Ele lembra que, quando se iniciou nesse trabalho – antes da criação do Onçafari –, era dificílimo avistar onça porque elas fugiam ao ouvir qualquer barulho. Mas, a partir de 2011, com a ‘habituação das onças aos carros de passeio”, o avistamento tornou-se possível. “O carro virou elemento neutro. Elas sabem que a gente está ali e continuam sua rotina normal”.
No início das atividades na Caiman, a chance de ver o felino era de cerca de 7%. Hoje, é de 99%, a maioria das onças é vista em atividades corriqueiras como acasalando, na companhia de filhotes, comendo a carcaça de um animal, até caçando, nem sempre com êxito.
Paschoal teve sorte: “Vi a primeira onça caçando quatro meses depois de chegar aqui”. E sabe quem foi? Fera, irmã de Isa, tia de Aracy. “Ela capturou um tatu muito rápido. Estava caminhando tranquila quando o viu: espreitou, deu dois pulos e pegou! Mas a grama estava alta e foi difícil registrar”.
(Fera e Isa ficaram órfãs em 2014, quando tinham apenas três meses. Foram resgatadas pelo Onçafari e, com o treinamento de sua equipe, aprenderam a ser selvagens, como contamos aqui. São as primeiras onças no mundo reintroduzidas na natureza e já são avós!)

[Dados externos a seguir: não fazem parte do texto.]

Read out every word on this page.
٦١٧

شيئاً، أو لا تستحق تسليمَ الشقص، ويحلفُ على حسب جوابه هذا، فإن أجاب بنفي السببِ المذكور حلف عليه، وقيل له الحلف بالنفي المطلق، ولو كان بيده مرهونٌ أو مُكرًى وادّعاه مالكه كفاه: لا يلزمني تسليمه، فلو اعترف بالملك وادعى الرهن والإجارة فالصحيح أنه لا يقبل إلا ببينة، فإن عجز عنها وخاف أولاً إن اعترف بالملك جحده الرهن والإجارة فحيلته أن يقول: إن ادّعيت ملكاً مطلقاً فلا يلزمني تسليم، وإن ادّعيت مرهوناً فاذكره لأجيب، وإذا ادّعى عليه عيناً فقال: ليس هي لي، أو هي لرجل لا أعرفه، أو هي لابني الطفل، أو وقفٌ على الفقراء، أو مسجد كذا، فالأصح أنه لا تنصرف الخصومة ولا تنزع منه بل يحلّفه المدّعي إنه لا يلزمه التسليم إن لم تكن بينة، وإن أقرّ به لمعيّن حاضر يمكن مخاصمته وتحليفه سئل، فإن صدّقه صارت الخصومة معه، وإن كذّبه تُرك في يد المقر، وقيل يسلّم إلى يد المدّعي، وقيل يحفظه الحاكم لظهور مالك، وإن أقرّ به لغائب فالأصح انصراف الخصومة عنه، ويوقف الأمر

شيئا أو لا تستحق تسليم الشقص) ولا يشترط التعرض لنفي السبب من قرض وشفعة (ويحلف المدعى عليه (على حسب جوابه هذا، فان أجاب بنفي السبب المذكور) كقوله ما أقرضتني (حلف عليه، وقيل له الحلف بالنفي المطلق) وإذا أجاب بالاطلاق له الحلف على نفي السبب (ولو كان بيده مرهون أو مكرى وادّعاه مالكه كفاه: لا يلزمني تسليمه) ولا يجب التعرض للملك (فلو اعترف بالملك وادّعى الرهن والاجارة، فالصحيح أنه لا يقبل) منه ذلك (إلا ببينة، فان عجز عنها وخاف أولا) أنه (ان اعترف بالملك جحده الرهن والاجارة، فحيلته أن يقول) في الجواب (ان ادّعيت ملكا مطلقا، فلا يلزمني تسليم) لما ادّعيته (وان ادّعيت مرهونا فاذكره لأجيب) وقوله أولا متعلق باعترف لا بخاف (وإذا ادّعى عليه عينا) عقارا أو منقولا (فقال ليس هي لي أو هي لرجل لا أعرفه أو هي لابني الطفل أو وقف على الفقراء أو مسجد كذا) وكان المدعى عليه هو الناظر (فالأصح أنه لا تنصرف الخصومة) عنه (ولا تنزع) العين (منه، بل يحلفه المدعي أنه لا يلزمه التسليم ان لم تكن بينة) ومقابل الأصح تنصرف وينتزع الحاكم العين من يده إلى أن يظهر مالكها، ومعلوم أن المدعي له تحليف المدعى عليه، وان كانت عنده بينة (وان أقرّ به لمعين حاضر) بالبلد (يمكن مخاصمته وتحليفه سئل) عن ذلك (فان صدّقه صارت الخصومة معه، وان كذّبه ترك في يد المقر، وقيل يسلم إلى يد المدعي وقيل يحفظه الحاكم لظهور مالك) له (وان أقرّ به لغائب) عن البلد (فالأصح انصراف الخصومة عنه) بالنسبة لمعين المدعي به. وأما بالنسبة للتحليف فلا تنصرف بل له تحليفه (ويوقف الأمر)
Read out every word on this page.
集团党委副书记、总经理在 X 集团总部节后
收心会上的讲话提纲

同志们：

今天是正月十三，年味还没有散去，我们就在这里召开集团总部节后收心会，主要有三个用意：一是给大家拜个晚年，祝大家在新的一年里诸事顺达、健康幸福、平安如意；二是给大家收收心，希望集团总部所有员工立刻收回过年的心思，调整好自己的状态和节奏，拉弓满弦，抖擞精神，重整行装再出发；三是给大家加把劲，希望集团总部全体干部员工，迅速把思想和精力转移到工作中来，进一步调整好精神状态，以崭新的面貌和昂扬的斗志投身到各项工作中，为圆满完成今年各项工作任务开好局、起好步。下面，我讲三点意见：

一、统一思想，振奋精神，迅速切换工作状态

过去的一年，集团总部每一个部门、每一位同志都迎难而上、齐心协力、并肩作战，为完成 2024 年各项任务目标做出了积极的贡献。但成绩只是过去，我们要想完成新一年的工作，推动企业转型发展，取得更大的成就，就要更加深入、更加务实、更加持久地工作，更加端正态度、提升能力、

O guia ainda destaca outro aspecto interessante de seu trabalho. “Com o tempo, aprendemos a identificar as onças, a estudar seu comportamento e as batizamos. Hoje, conhecemos cada uma pelo nome, sabemos detalhes de sua personalidade, o local no qual mais gosta de ficar…”.
Batismo de onça
Sempre que um guia identifica uma nova onça nas expedições da Caiman – ou seja, que ainda não foi registrada pelo Onçafari -, conquista o direito de batizá-la. Em 14 de agosto, Paschoal foi contemplado, duplamente. Ele explica:
“Fotografei uma onça e enviei para o Onçafari verificar se constava dos arquivos. E ainda estava nesse processo quando os guias começaram a fazer piada. Como sou o guia mais antigo, aqui, dizem que sou ‘o velho que anda atrás de onça’ e começaram a chamar a ‘minha onça’ de Paschoal”, se diverte.
O animal descoberto por ele ainda não havia sido registrado, então, ele poderia dar-lhe um nome. Mas a brincadeira pegou e, no fim, a onça foi batizada em sua homenagem pelos amigos. Muito lindo!
Os turistas que se hospedam no Refúgio Ecológico Caiman também podem batizar onças-pintadas. Para tanto, precisam adotá-las, comprometendo-se a pagar um valor mensal que é investido no projeto Onçafari. Com essa adesão, passam a receber notícias periódicas do animal. Mas você pode adotar outros bichos também; conheça o projeto.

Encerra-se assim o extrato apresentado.